Revealing + Redressing Injustices in Climate Adaptation
My research demonstrates that major climate adaptation projects around the world are producing inequitable and unjust land use plans and projects within cities. These projects have to be seen not only in terms of what they do for or to low-income communities, but vis-a-vis what is done for or not done to wealthier residents. In addition, cities have long relied on resources from outside their own borders. Under climate change, their efforts to securitize their own safety by extracting more water or diverting floodwaters from/to rural areas can negatively impact surrounding regions. This critical research reveals how mainstreaming adaptation into current governance institutions and planning processes can sustain existing racist, classist, and unsustainable policies. It also reveals how adaptation planning implicates regional geographies – watersheds, metropolises – as well as higher levels of government whose policies drive and constrain local responses.
To counter tendencies towards inequitable adaptation, I research institutions related to core aspects of land governance: regional governance, fiscal policy, land use regulation, and property rights regimes.
Regional Governance of Climate Adaptation
One remedy to local, exclusionary adaptation is to upscale governance to the metropolitan region. This was the focus of my dissertation on climate collaboratives in five U.S. metropolitan regions. These have enabled more localities to begin adaptation planning by expanding access to data, technical assistance, and networks. However, initiatives advocate for more local resources and authority rather than regional capacity and governance.

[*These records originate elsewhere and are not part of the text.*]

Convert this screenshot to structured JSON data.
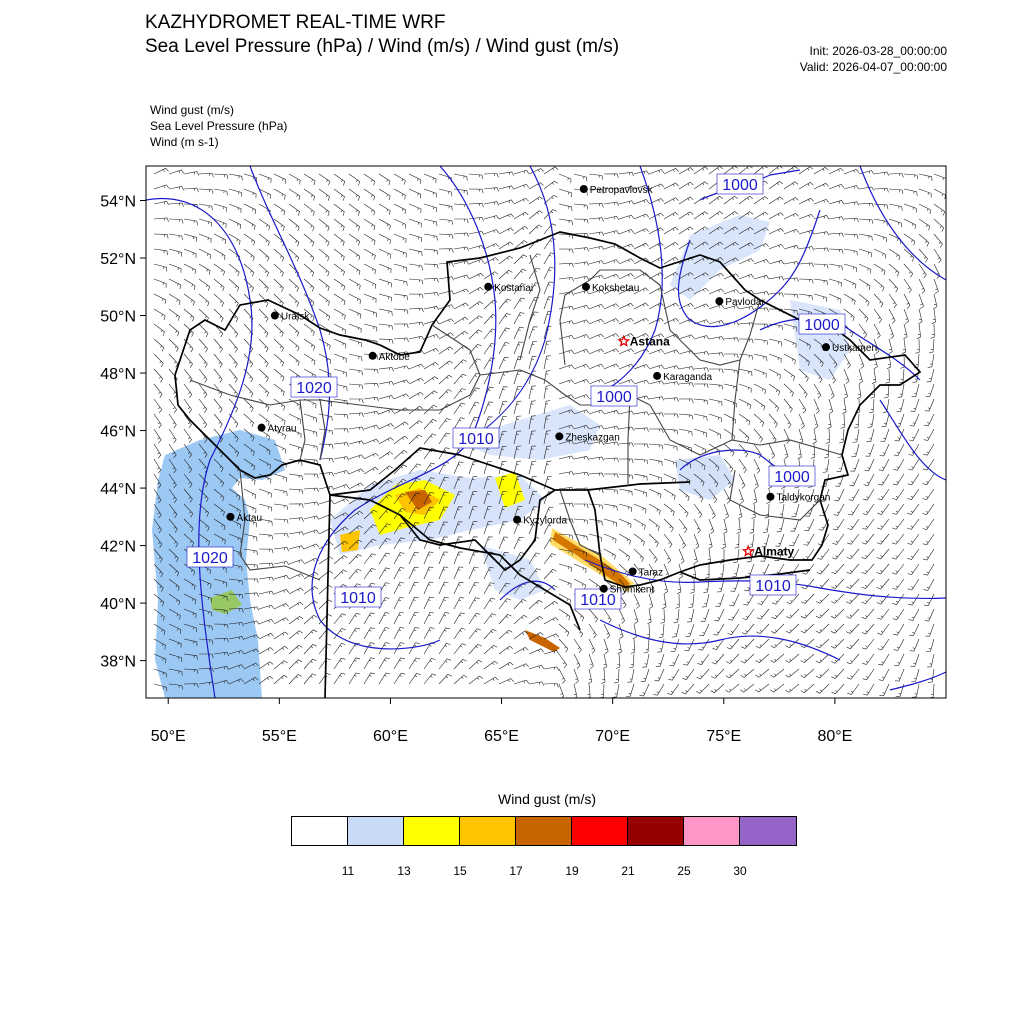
{
  "header": {
    "title": "KAZHYDROMET REAL-TIME WRF",
    "subtitle": "Sea Level Pressure  (hPa) / Wind  (m/s) / Wind gust  (m/s)",
    "init": "Init: 2026-03-28_00:00:00",
    "valid": "Valid: 2026-04-07_00:00:00"
  },
  "layers": [
    "Wind gust   (m/s)",
    "Sea Level Pressure   (hPa)",
    "Wind   (m s-1)"
  ],
  "axes": {
    "lat_labels": [
      "54°N",
      "52°N",
      "50°N",
      "48°N",
      "46°N",
      "44°N",
      "42°N",
      "40°N",
      "38°N"
    ],
    "lon_labels": [
      "50°E",
      "55°E",
      "60°E",
      "65°E",
      "70°E",
      "75°E",
      "80°E"
    ],
    "lon_range": [
      49,
      85
    ],
    "lat_range": [
      36.7,
      55.2
    ]
  },
  "isobar_labels": [
    "1000",
    "1000",
    "1000",
    "1020",
    "1010",
    "1000",
    "1020",
    "1010",
    "1010",
    "1010"
  ],
  "cities": [
    {
      "name": "Petropavlovsk",
      "lon": 68.7,
      "lat": 54.4,
      "capital": false
    },
    {
      "name": "Kostanai",
      "lon": 64.4,
      "lat": 51.0,
      "capital": false
    },
    {
      "name": "Kokshetau",
      "lon": 68.8,
      "lat": 51.0,
      "capital": false
    },
    {
      "name": "Pavlodar",
      "lon": 74.8,
      "lat": 50.5,
      "capital": false
    },
    {
      "name": "Uralsk",
      "lon": 54.8,
      "lat": 50.0,
      "capital": false
    },
    {
      "name": "Ustkamen",
      "lon": 79.6,
      "lat": 48.9,
      "capital": false
    },
    {
      "name": "Aktobe",
      "lon": 59.2,
      "lat": 48.6,
      "capital": false
    },
    {
      "name": "Astana",
      "lon": 70.5,
      "lat": 49.1,
      "capital": true
    },
    {
      "name": "Karaganda",
      "lon": 72.0,
      "lat": 47.9,
      "capital": false
    },
    {
      "name": "Atyrau",
      "lon": 54.2,
      "lat": 46.1,
      "capital": false
    },
    {
      "name": "Zheskazgan",
      "lon": 67.6,
      "lat": 45.8,
      "capital": false
    },
    {
      "name": "Taldykorgan",
      "lon": 77.1,
      "lat": 43.7,
      "capital": false
    },
    {
      "name": "Aktau",
      "lon": 52.8,
      "lat": 43.0,
      "capital": false
    },
    {
      "name": "Kyzylorda",
      "lon": 65.7,
      "lat": 42.9,
      "capital": false
    },
    {
      "name": "Almaty",
      "lon": 76.1,
      "lat": 41.8,
      "capital": true
    },
    {
      "name": "Taraz",
      "lon": 70.9,
      "lat": 41.1,
      "capital": false
    },
    {
      "name": "Shymkent",
      "lon": 69.6,
      "lat": 40.5,
      "capital": false
    }
  ],
  "colorbar": {
    "title": "Wind gust (m/s)",
    "colors": [
      "#ffffff",
      "#c8daf8",
      "#ffff00",
      "#ffc400",
      "#c86400",
      "#ff0000",
      "#960000",
      "#ff96c8",
      "#9664c8"
    ],
    "ticks": [
      "11",
      "13",
      "15",
      "17",
      "19",
      "21",
      "25",
      "30"
    ]
  },
  "style": {
    "isobar_color": "#1a1acc",
    "border_color": "#000000",
    "region_color": "#444444",
    "water_color": "#9cc8f4"
  }
}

This potentially accelerates uneven intra-regional adaptation as the most impacted municipalities confront adaptation limits. Fundamentally, my research reveals the limits of soft regionalism in changing development choices on the ground.
Fiscal Policy & Challenges under Climate Change
Recent disasters and growing concerns about climate change have spurred calls for cities to retreat and avoid developing in coastal areas. Cities can ill afford to take these steps because the decentralization of municipal services, fiscalization of land use, and fragmentation of jurisdictions into 100+ governments per metro area make local governments jealously guard their property tax rolls. In some coastal bedroom suburbs, property taxes comprise 70% of local government revenues. However, sea-level rise, floods, fires, and other climate impacts will increase the cost of local services and reduce local revenues – sometimes upwards of 50%. This limits their ability to fund services and infrastructure, leaving them more exposed to future disasters, downgraded municipal bond ratings, and increasing the cost of future adaptation. This research highlights the need to stop fiscalizing land use and start regionalizing wealth sharing and housing production to avoid the creation of climate slums and resilient enclaves.
Fiscal Impact of Sea Level Rise to Municipalities in Florida
Staying Afloat in 2100: Evaluating Fiscal and Land Use Options for Coastal Adaptation in Massachusetts. Report of Cornell workshop course, Winner of APA 2020 Student Project Award
Property Rights + the Power of Collective Land Tenure
Many adaptation projects focus on the scale of individual property – for flood insurance, elevating homes, providing disclosures during property sales, and floodplain buyouts. With 13 million people currently living within 6 feet of sea levels, we need to enable action in ways that doesn’t require every individual to navigate the complexity from scratch. Meanwhile, individual residents living in more climate-safe areas also have little power to confront and resist climate gentrification. My research, along with colleagues, explores the potential for collective land ownership – for instance through community land trusts, cooperatives, indigenous communal land management, land readjustment, or even homeowner associations – to help communities resist climate gentrification, mobilize collective action, and support more equitable adaptation at a neighborhood scale.
Resident-Owned Resilience: Cooperative Land Ownership Enable Transformative Climate Adaptation for Manufactured Housing Communities? (Lamb, Shi, Silva, and Spicer, Housing Policy Debate, 2022) | Publisher full-text (open access)
Mobile homes comprise most of all affordable housing in the United States that is not subsidized, but residents are vulnerable to both environmental risks and displacement by eviction. We explore how collective land tenure enabled U.S. manufactured housing communities to respond to these threats.
Promises and Perils of Collective Land Tenure in Promoting Urban Resilience: Learning from China’s Urban Villages
(Shi, Lamb, Qiu, Cai, Vale, Habitat International, 2018) | Publisher full-text
We show how collective tenure enabled Shenzhen’s rural poor to capitalize on the city’s urbanization and improve their built environment, social and environmental services, resist and negotiate the terms of displacement. However, these rights did not extend to migrant tenants. Property rights accrue to the holder of those rights, and the wider the net, the wider the redistributive benefits.